Few studies have investigated the use of long-chain non-coding RNAs (lncRNAs) in cell oxygenation response segments, especially in siderosis. The dependence of iron on ferroptosis suggests that peroxidase inactivation may be an important event in ferroptosis. Peroxidase prevents hydrogen peroxide from producing hydroxyl radicals in the presence of iron ions, thereby preventing ROS accumulation[86]. NRF2 is known to have three subunits (α, β and γ), and GABPB1 is the active subunit of NRF2. GABPB1 forms a tetramer complex with the alpha subunit and stimulates transcription of various genes, including the antioxidant gene peroxisase-5 (PRDX5). LncRNA GABPB1-AS1 is the antisense RNA of GABPB1 mRNA. Research[24] proved that erastin regulates lncRNAGABPB1-AS1, and the latter down-regulates GABPB1 protein level by blocking GABPB1 translation, leading to downregulation of PRDX5 gene, and ultimately inhibits the antioxidant capacity of cells. ROS and MDA accumulation and HepG2 cell death were induced[87]. The study also found that high expression levels of GABPB1 were associated with poor prognosis in HCC patients, while high levels of GABPB1-AS1 in liver cancer patients were associated with improved overall survival. These findings reveal that GABPB1-AS1 may be a key molecule in erastin induced ferroptosis of HCC cells, and enrich the understanding of lncRNA regulation of oxidative stress.

FERROPTOSIS IS INVOLVED IN THE TREATMENT OF LIVER CANCER

In patients with advanced liver cancer, neither surgical nor non-surgical treatment has achieved satisfactory results. Of several targeted agents, only sorafenib and regorafenib have been shown to successfully extend survival in HCC patients[88]. Sorafenib, a multikinase inhibitor, is the first systemic therapy to improve HCC survival, and oral sorafenib has become the standard treatment approved by the United States Food and Drug Administration for patients with unresectable HCC. It can inhibit the proliferation and angiogenesis of tumor cells and promote the apoptosis of various tumor cells[89]. More recently, it has been suggested that Sorafenib may block the Xc transport system, thereby inhibiting the synthesis of GSH, by a mechanism similar to erastin.
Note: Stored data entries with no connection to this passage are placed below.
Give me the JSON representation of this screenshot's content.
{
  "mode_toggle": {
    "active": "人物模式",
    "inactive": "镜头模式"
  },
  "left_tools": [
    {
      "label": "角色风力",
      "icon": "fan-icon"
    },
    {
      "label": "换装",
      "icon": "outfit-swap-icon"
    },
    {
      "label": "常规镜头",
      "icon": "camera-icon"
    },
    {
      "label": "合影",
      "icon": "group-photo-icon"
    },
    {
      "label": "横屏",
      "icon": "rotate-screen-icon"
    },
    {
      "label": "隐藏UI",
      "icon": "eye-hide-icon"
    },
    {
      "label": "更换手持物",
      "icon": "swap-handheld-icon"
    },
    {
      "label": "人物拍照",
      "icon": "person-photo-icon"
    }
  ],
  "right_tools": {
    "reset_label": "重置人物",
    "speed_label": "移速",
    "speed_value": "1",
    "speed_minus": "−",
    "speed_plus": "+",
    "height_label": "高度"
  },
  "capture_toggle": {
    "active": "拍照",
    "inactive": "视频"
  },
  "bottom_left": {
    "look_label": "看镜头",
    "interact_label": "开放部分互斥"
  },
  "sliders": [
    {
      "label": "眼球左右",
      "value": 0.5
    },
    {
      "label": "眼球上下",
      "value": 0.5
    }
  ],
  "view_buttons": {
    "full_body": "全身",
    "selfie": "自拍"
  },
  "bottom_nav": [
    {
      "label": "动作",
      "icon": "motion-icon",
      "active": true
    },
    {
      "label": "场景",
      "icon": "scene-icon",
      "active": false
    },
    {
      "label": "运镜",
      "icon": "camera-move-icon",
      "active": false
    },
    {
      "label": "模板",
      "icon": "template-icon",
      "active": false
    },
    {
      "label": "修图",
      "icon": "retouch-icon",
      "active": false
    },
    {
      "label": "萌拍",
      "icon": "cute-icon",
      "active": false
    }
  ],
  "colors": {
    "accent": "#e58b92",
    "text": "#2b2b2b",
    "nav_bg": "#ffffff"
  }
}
Subsequently, other research teams have also shown that sorafenib can induce ferroptosis in cancer cells (Figure 3).

Figure 3
Figure 3 The mechanisms of cell death including apoptosis, necrosis, autophagy and ferroptosisin in hepatocellular carcinoma. Created with BioRender.com. GED: Gas electron detector; BCL: B-Cell lymphoma; APAF: Apoptotic protease-activating factor; CNX: Calnexin; CLP: Caudal-like protein; CAPN: Calpain; TRA: Tumor-related antigen; ASP: Asparaginase; HLH: Hemophagocytic lymphohistiocytosis; TFEB: Transcription factor EB; GSH: Glutathione; SOD: Superoxide dismutase; FTN: Ferritin; HSF: Heat shock factor; ROS: Reactive oxygen species.
Ferroptosis of HCC cells was induced by endogenous pathway

Sorafenib induces ferroptosis in HCC cells: The mechanism of sorafenib's toxic action on HCC cells has been preliminarily understood. It was initially reported that sorafenib could induce apoptosis of HCC cells. However, it was later found that sorafenib alone applied to HCC cells did not induce major mitochondrial events associated with apoptosis, such as cytoplasmic release of cytochrome C or activation of caspase. In addition, solafenib only binds to the chemical compound ABT-737 to become an effective decay inducer. The toxic effect of solafenib on HCC cells could be blocked by the potent chemical chelating agent of iron, desferramine (DFX). Therefore, sorafenib as a single agent should be used on HCC cellulae to induce cellulae death that is different from dying[90]. At the same time, the protection conferred by DFX depends on its ability to depleze iron deposits in HCC cells. The results suggest that solafenib can induce some form of cell death in HCC cells, which is closely related to ferroptosis. In summary, inducing ferroptosis may be a feasible strategy to enhance the efficacy of solafenib in liver cancer.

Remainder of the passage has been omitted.